“With love these few lines trusting they find you in the pink”. So begins the third letter which we have which was written by my Grandad while a POW in Gustrow, Germany, in 1918. The previous one was written on 11th June, although the postmark was a month later on 10th July. This one was written on 29th Sept and again there was a month’s delay before the postmark of 30th October.
There may have been other letters written in July, but then a big gap, which Grandad explains: “Well Mum, I have not been able to write for the last 2 months as I have been in hospital and am pleased to say that I am much better now”. He gives no more details of the reason for his hospitalisation. It is possible that it was due to dysentery or a condition related to the general starvation of prisoners and the poor sanitation arrangements in captivity. Equally it could be that he contracted flu.

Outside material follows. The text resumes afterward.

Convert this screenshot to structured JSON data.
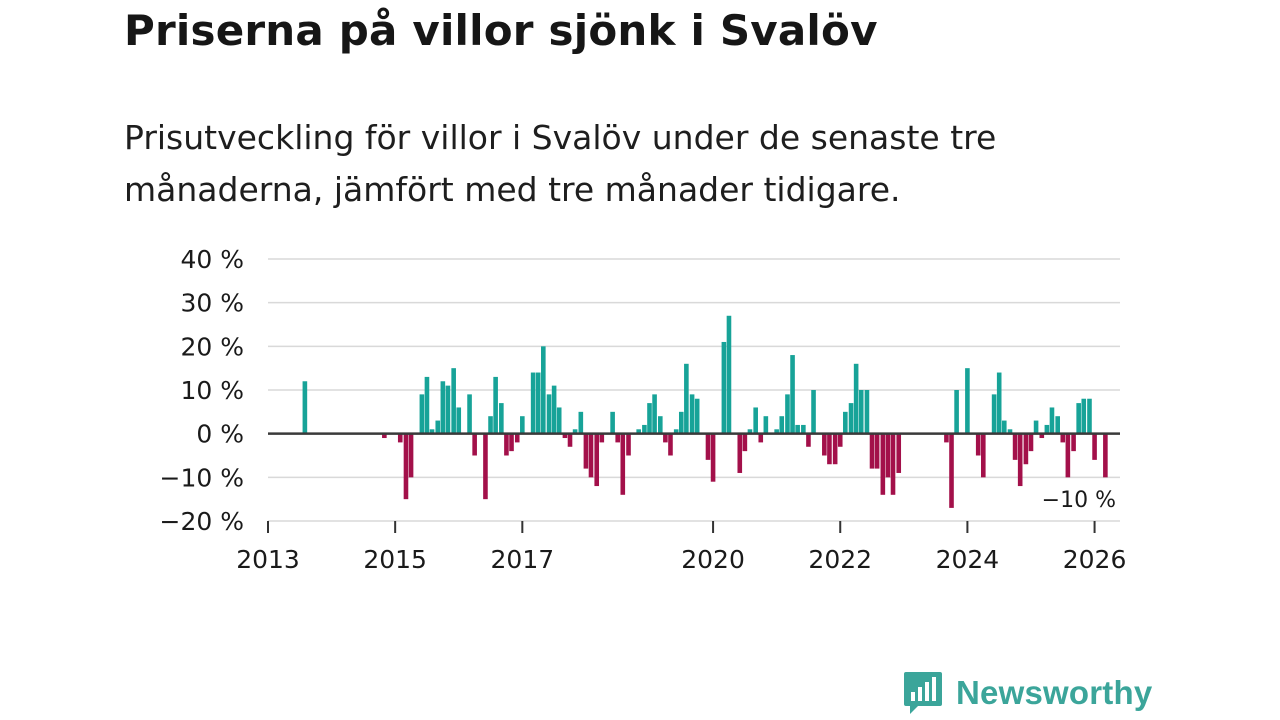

The so-called Spanish flu is widely known to have affected young adults more than the elderly or the young. With no reporting restrictions in neutral Spain, the spread of the epidemic was known about in that country, but in fact it was widespread. In Richard Van Emden’s book ‘Prisoners of the Kaiser’ he writes “the flu epidemic that was sweeping Europe was killing off prisoners at an alarming rate, as most were too weak or sick to put up any resistance”. Whether it was flu or not, Grandad was fortunate to make such a good recovery.

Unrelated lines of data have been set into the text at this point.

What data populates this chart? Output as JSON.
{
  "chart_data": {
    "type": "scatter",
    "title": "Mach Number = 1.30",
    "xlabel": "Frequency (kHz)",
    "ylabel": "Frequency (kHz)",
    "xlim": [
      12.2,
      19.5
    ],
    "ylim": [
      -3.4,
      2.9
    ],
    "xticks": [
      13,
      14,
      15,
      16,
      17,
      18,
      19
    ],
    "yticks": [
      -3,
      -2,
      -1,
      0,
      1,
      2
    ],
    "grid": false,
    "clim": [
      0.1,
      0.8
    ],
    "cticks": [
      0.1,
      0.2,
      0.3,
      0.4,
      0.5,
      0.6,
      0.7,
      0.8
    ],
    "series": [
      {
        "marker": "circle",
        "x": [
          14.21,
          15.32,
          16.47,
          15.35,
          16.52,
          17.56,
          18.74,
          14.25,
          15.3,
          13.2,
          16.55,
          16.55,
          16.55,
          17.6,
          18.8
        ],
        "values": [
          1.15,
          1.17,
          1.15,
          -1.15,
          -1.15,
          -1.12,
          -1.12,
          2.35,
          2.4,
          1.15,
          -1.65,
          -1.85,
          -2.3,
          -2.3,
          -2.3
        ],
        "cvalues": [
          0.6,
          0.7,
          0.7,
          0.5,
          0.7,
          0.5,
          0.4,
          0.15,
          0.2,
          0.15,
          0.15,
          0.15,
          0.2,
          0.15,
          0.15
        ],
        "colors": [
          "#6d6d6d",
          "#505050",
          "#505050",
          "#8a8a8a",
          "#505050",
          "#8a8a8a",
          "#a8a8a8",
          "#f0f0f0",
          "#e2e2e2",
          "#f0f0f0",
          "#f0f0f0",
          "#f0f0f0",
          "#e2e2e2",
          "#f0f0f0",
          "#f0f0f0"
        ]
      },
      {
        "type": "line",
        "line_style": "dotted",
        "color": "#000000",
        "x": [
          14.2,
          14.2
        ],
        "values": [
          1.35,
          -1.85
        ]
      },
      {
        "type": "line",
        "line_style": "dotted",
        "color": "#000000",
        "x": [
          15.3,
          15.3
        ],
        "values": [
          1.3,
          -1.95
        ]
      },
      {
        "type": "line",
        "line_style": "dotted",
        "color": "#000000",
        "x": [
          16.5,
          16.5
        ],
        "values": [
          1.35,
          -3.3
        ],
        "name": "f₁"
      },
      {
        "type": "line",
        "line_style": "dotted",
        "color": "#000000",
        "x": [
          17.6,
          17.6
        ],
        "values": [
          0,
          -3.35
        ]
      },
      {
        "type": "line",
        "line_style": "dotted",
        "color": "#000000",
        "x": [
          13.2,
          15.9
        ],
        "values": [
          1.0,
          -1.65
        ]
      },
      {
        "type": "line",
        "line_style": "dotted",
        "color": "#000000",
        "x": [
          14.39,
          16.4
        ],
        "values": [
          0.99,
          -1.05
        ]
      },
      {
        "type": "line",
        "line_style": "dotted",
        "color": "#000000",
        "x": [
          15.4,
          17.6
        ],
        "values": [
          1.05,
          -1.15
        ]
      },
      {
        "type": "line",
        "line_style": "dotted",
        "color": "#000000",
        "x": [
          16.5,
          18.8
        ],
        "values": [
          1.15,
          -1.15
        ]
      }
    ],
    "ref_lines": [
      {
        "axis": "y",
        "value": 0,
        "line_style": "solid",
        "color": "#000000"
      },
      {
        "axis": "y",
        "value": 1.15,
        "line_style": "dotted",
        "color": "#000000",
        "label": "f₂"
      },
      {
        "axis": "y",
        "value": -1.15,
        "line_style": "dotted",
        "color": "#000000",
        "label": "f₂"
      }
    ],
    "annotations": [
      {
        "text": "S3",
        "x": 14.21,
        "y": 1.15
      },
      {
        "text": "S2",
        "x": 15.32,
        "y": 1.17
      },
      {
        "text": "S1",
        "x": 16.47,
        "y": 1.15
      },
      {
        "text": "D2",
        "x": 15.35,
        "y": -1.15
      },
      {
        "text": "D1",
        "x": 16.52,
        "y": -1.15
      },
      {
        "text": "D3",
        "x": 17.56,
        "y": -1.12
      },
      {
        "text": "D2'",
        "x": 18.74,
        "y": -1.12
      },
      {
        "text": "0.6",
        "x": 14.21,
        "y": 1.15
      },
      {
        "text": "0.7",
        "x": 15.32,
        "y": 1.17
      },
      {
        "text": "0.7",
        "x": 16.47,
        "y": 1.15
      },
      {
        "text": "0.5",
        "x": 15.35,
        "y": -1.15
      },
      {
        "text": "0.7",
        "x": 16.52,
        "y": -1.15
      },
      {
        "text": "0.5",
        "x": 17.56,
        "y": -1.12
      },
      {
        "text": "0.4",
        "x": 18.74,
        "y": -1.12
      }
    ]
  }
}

Now that he has the opportunity to write home again, Grandad wishes to remind his Mum to send the parcels of which he wrote in such great detail in his first letters, and he sends his love to all at home. His optimism at soon being home again (“cheer up, shall soon see you all again”) possibly indicates that he was aware of the regular rumours reaching the POW camps at around this time of the Allied advances. The knowledge that the Germans were definitely retreating by this stage must have given many of the prisoners the mental strength to hold out for an eventual release. Those last weeks must have been some of the toughest, though, with provisions at an all-time low and many food parcels never reaching their destinations. “It was just a matter of hanging on until peace was declared” writes Richard Van Emden.